Thanks to Sutter's early work and because the bison in the park came either from the New York City Zoo or from Yellowstone NP, Wind Cave has a very special herd. Genetic testing done in 2004 showed that Wind Cave's herd is one of the only federal herds free of cattle gene introgression. What does that mean? Early in the history of preserving bison, pioneers were challenged with not only preserving the species but also making it economically successful. To do this, many ranchers experimented with domestic cattle-bison crosses. They hoped to produce a "heartier beef breed" that would be resistant to disease, require less feed, and produce more calves. This tampering became apparent when genetic analysis revealed evidence of domestic cattle gene introgression in many of the herds examined.

Today, unlike when Estes Sutter sat on top of his car to decide which bison to keep and which to cull, park biologists strive to protect the herd through scientific testing. Ideally, "wild" bison would live in free-ranging, naturally regulated herds. But that is not possible. Most herds are confined and subjected to varying degrees of management. Therefore herd size, population structure, levels of genetic variation, and the incidence of domestic cattle introgression must be considered in their management. The park's resource specialists address these factors in all management decisions.

For Wind Cave, the effort to establish a wild bison herd started with 14 animals. The importance of that story was addressed when one of the original 14 bison died. The bison, named "Sandy" because of his light color, "succumbed to the rigors of his 24th winter" in February 1936 according to newspaper reports. "There are doubtless hundreds of buffaloes born on the plains which spent their last days in some park or zoo, but Sandy was one of the few to be born in a zoo and to die on the open range."

 
Mike Laycock prepares to release black-footed ferret.

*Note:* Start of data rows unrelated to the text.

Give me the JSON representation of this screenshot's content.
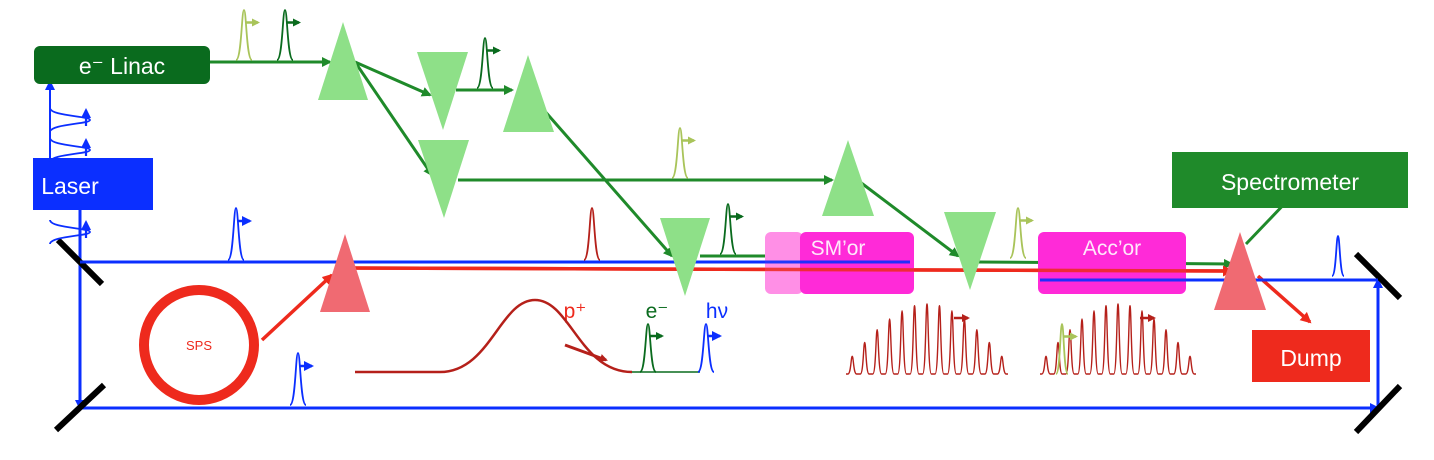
{
  "labels": {
    "linac": "e⁻ Linac",
    "laser": "Laser",
    "spectrometer": "Spectrometer",
    "dump": "Dump",
    "sps": "SPS",
    "smor": "SM’or",
    "accor": "Acc’or",
    "proton": "p⁺",
    "electron": "e⁻",
    "photon": "hν"
  },
  "colors": {
    "electron_dark": "#0a6b1e",
    "electron_beam": "#1f8a2a",
    "electron_light": "#a9c45a",
    "laser_blue": "#0b2fff",
    "proton_red": "#ee2a1d",
    "proton_dark": "#b5201a",
    "magenta": "#ff2ad8",
    "magenta_light": "#ff8fe6",
    "triangle_green": "#8ee088",
    "triangle_red": "#f06a72",
    "mirror": "#000000"
  }
}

National Park Service Ranger Mike Laycock preparing to release black-footed ferret.

NPS Photo by Tom Farrell

One Hundred Years and Still Going

In 2007, Wind Cave National Park continued its role as a place that reestablished native species to the Great Plains. Forty-nine black-footed ferrets were reintroduced to the park's prairie dog towns with more added in 2010. The presence of this remarkable predator helps restore balance to the prairie ecosystem and provides an opportunity for visitors from around the world to see a rare and elusive animal on the prairies of Wind Cave National Park.